Hickey was charged last July along with Pawlowski, who resigned as mayor in March after being convicted on 47 of 54 counts of bid-rigging and fraud on city projects related to zoning, redevelopment, public pools, and the streetlights. The former mayor faces between five and 10 years behind bars.
According to court documents, Pawlowski awarded Hickey’s client, The Efficiency Network, the contract to install new, energy-efficient LED lights throughout the city after a series of campaign contributions.

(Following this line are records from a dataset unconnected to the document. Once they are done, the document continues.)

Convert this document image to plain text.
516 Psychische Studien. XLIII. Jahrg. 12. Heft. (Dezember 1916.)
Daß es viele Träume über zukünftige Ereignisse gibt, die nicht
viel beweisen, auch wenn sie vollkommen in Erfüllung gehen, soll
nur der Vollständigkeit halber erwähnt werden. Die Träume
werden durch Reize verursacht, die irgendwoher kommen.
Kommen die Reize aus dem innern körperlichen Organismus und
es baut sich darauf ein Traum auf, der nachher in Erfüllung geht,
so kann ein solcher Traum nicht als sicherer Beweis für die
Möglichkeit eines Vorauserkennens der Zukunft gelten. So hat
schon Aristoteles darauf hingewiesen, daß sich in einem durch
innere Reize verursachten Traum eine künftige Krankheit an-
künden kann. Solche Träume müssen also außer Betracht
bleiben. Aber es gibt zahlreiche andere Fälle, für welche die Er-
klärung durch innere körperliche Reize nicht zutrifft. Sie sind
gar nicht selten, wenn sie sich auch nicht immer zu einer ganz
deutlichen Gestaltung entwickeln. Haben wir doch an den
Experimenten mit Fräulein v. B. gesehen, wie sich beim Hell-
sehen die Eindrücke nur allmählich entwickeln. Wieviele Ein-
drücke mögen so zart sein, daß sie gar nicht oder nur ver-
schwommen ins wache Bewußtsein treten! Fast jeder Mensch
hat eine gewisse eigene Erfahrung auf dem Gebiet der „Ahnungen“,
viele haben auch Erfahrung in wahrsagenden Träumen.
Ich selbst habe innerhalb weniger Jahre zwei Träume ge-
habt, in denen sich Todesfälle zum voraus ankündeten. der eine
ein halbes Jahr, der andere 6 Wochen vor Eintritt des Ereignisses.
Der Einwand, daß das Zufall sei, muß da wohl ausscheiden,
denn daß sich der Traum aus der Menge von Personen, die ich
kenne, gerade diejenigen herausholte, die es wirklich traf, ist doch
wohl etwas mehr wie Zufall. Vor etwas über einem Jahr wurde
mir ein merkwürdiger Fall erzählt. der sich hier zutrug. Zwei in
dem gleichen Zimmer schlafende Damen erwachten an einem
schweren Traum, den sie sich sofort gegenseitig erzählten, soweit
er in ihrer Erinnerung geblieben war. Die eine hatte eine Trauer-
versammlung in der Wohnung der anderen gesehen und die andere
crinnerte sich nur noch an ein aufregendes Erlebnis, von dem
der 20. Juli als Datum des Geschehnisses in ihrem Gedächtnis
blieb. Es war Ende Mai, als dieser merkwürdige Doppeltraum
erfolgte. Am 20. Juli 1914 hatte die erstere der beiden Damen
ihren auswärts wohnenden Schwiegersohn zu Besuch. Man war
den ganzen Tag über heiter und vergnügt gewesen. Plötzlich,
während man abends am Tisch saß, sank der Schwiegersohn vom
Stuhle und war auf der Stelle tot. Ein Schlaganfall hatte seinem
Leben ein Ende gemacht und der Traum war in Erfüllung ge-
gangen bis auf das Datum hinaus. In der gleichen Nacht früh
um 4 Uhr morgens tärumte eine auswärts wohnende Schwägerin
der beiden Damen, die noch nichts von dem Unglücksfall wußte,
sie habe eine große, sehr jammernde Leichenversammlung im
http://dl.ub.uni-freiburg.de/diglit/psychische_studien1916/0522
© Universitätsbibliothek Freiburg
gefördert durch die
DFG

Between November 2013 and June 2015, when the contract was awarded, Hickey’s company, Sovereign Enterprises, donated $3,500 to Pawlowski’s campaign accounts, while The Efficiency Network’s executives contributed another $7,500.
At the time, Pawlowski, a Democrat who had been Allentown’s mayor since 2006, was launching a campaign to challenge Republican U.S. Sen. Pat Toomey in the 2016 election. Pawlowski suspended his campaign on July 6, 2015, four days after FBI agents raided his office. (Toomey was ultimately re-elected in 2016.)
Pawlowksi, Hickey, and another co-defendant were formally charged on July 25. Hickey initially pleaded not guilty, but changed his plea five months later. The Efficiency Network’s vice president, Patrick Regan, was charged separately in June and pleaded guilty. He left the company and was sentenced last September to 40 hours of community service and two years’ probation.
In a sentencing memorandum, federal prosecutors wrote that Hickey and Pawlowski teamed up to manipulate what would otherwise be a run-of-the-mill smart city upgrade.
“In many cases, both the Mayor and vendors expected the other side to give them what they wanted, political contributions going to the Mayor, and contracts going to the vendors, with little, if any room left for an honest evaluation of the contract for the benefit of the citizens of Allentown,” the prosecutors say in a sentencing memo. “Mr. Hickey, more than most playing this game, expressed his intentions openly and unabashedly.”
Prosecutors and Hickey’s lawyers agreed on the 18-month sentence, and U.S. District Judge Juan Sanchez gave Hickey 45 days to report to prison. Pawlowski is scheduled to be sentenced June 27.
Meanwhile, Allentown found a solution for its streetlights. In September 2016, the city took the LED installations in-house and negotiated a new bulk rate with its electricity provider, PPL Electric — reducing the cost of the project to $2 million.